Many Americans are shocked by the scandal of the IRS targeting political critics of the government.  They shouldn’t be, as that is the kind of politics you get when you continue to centralize political power in the hands of the central government.  What we are witnessing is Lord Acton’s old adage that “power corrupts, and absolute power corrupts absolutely.”  This is particularly so with political power, because the state is the only institution in our society based on the justified use of force.  An old Christian Science article captured our founders’ thoughts on this matter with this supposed quote from George Washington: “Government is not reason, it is not eloquence, it is force; like fire, a troublesome servant and a fearful master. Never for a moment should it be left to irresponsible action.”   This article from the Independent Institute points out that this IRS targeting of government critics was “As Predictable as Politics”  Here is an excerpt:

President Obama expressed shock that government agencies would ever operate systematically to punish the enemies or reward the friends of sitting presidents.

But students of Public Choice, that discipline that uses economic logic to explain political action, were not surprised at all. And why should they be? Public Choice studies tell us that all government action is best seen as political. All of it. Special-interest influence seeps through in unusual but systematic ways. And it doesn’t take written orders from the top or telephone calls from the Oval Office to make these things happen. People in politics understand the game; they know which side of the bread receives butter.
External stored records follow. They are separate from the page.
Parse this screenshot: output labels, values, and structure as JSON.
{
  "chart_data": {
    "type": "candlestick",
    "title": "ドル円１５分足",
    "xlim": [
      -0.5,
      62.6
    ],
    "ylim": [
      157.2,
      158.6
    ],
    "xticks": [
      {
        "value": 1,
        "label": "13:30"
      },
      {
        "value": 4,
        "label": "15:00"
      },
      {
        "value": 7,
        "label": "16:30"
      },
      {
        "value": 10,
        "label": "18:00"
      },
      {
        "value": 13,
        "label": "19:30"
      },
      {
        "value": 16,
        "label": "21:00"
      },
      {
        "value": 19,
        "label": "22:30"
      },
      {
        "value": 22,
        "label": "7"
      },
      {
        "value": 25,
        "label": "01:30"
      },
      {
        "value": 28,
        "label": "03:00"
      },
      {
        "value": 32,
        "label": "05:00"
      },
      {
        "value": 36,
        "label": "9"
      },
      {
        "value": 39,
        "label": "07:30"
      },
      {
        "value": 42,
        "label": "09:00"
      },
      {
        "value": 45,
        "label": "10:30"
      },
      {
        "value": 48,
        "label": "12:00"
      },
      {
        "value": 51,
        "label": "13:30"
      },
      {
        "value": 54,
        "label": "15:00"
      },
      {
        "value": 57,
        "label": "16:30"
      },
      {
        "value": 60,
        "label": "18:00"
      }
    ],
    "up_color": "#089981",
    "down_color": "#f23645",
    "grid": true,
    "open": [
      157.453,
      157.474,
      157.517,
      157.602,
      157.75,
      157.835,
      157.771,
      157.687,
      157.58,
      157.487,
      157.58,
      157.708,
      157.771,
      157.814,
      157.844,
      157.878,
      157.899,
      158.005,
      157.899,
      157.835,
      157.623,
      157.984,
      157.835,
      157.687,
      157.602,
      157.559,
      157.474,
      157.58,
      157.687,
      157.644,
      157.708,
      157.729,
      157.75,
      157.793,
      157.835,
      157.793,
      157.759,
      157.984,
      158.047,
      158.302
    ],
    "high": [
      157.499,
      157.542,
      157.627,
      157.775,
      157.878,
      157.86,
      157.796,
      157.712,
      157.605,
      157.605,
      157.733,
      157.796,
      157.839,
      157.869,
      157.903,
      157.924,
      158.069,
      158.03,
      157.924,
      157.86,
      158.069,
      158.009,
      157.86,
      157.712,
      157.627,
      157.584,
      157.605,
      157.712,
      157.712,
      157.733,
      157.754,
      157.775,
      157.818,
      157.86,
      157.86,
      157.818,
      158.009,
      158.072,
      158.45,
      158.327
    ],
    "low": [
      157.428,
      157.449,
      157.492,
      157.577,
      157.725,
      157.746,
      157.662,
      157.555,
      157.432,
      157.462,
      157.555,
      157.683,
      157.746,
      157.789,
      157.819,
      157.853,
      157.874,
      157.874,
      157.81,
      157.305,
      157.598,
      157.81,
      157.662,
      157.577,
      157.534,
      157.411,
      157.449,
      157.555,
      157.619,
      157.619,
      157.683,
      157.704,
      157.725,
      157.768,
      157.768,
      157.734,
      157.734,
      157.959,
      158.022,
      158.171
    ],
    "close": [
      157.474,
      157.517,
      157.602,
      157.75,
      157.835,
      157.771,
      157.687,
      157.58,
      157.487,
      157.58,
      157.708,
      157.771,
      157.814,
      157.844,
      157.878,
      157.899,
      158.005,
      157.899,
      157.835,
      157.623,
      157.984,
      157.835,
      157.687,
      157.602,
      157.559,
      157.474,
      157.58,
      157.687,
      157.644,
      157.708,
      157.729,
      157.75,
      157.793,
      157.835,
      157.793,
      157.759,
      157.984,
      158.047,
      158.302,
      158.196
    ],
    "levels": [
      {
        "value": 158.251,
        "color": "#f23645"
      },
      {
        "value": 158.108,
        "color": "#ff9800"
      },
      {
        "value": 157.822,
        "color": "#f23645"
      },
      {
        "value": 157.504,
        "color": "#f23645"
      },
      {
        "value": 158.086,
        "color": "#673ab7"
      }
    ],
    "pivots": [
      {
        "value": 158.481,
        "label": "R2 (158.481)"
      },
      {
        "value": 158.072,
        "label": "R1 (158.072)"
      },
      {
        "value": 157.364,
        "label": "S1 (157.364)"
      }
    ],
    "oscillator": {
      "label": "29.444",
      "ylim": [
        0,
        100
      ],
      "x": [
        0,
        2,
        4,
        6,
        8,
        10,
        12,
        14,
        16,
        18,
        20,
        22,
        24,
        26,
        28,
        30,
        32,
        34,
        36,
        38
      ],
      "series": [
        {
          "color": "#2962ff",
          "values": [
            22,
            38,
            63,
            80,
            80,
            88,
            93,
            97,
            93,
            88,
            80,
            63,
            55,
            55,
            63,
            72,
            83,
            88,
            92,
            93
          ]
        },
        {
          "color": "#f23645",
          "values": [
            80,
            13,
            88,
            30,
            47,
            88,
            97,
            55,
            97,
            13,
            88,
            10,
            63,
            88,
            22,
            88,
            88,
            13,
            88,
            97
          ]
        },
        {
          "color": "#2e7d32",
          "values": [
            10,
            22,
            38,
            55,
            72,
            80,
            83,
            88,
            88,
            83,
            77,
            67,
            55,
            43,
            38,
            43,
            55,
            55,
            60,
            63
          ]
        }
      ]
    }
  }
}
On the IRS specifically, Jim Couch and colleagues at the University of North Alabama published research in 1999 that focused on statistical treatment of IRS audit activities as conditioned by political variables. The 1995 audit data were part of annual summaries for IRS districts reported in the Transactional Records Access Clearinghouse (TRAC) at Syracuse University.

The Couch statistical model explained the frequency of those audits across states. Their explanatory variable included whether or not a state senator sat on the IRS senate oversight committee or a representative sat on the house oversight group, the share of votes cast for President Clinton in 1992, and other variables that are thought to be positively associated with audit activity, such as higher levels of earned income tax credits as proxied by the state poverty rate and gambling income.

Simply put, special interests are increasingly using politics to get what they want because that is where all the power has been concentrated.